Raining Blood is the highlight here, with it’s furious aggression, brilliant intro leading into a superb main riff and a brilliantly competent solo. Angel of Death is also excellent, with very mature lyrical content dealing with the horrors of the holocaust, supported by music which seems to represent pure brutal hatred unleashed on disc. The speed of this song is simply unbelievable, especially the solo, which has to be one of the most difficult things ever written for a heavy metal song.
Altar of Sacrifice and Jesus Saves are both superb, and are normally played back to back live, just as they are on this album. Again, Jesus Saves shows more lyrical maturity than most people expect from this band, being a devastating attack on organised religion.

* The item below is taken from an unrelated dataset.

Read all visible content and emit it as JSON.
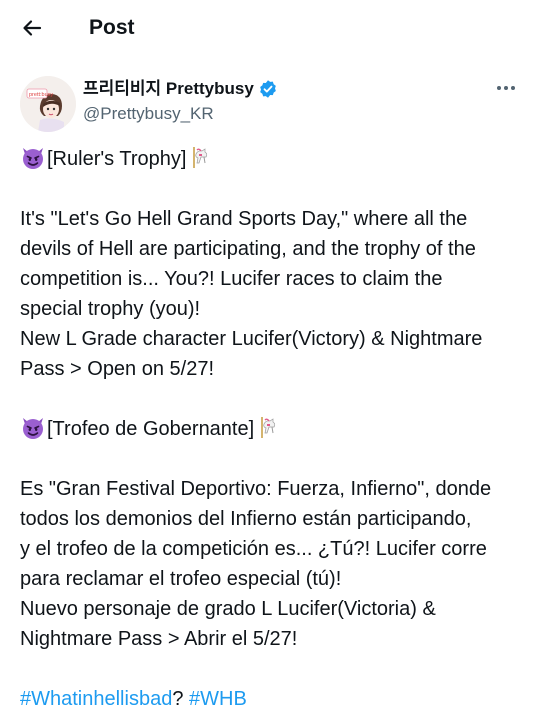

The other tracks stand out less, but the album as a whole is s short that there is barely time to register this - the whole thing simply grabs hold of you, beats you around the head with a burst of pure metal, and then dives back into hell where it belongs. Absolutely brilliant, brought down one mark only by the fact that Slayer went on to make an even better album than this. If you are into metal at all, you simply must own this album.